Last year, Peyton Manning missed the entire preseason when he had a bursa sac removed from his left knee. He started slowly and the Colts were 3-4 before winning their remaining nine regular-season games.

Another positive sign of a Brady turnaround was touchdown passes against Tennessee of 38 and 40 yards, his longest completions of the year.

“When you can hit those plays and change field position like that, as well as being able to run it and have that ball-control offense, that makes it tough,” Brady said. “You have to be able to expand the field vertically, and that’s something that we didn’t do very well in the first five weeks of the season.”

Brady picked apart the Titans for an NFL-record five touchdown passes in a quarter, the second, and tied his franchise record of six scoring passes in a game set during the 16-0 season in 2007. The 45-0 halftime lead was the biggest in league history and the 59-point margin was the largest since the 1970 merger.
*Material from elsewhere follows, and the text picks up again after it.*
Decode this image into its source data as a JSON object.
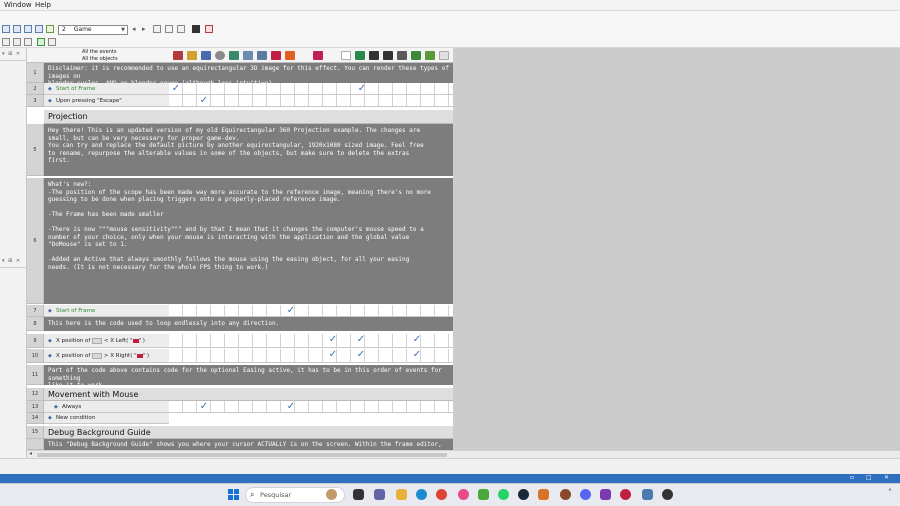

And there’s still room for Brady to get better.

“It was just a game that he had,” Faulk said, “and he’s just working to improve himself each and every day.”

Brady’s next chance comes on the other side of the Atlantic, where Tampa Bay coach Raheem Morris must figure out how to stop him.

“Tom Brady is special, arguably one of the best quarterbacks in the league, if not the best,” Morris said.

Brady may not be his old self yet, but his outstanding performance on a snow-covered field moved him closer. He can take another step forward at Wembley Stadium, a field built for soccer — flatter, with less grass than football players are used to.

“Every field that we play on is different,” Brady said. ” It’s not too much of a problem.”

Nothing really is when the real Tom Brady steps up.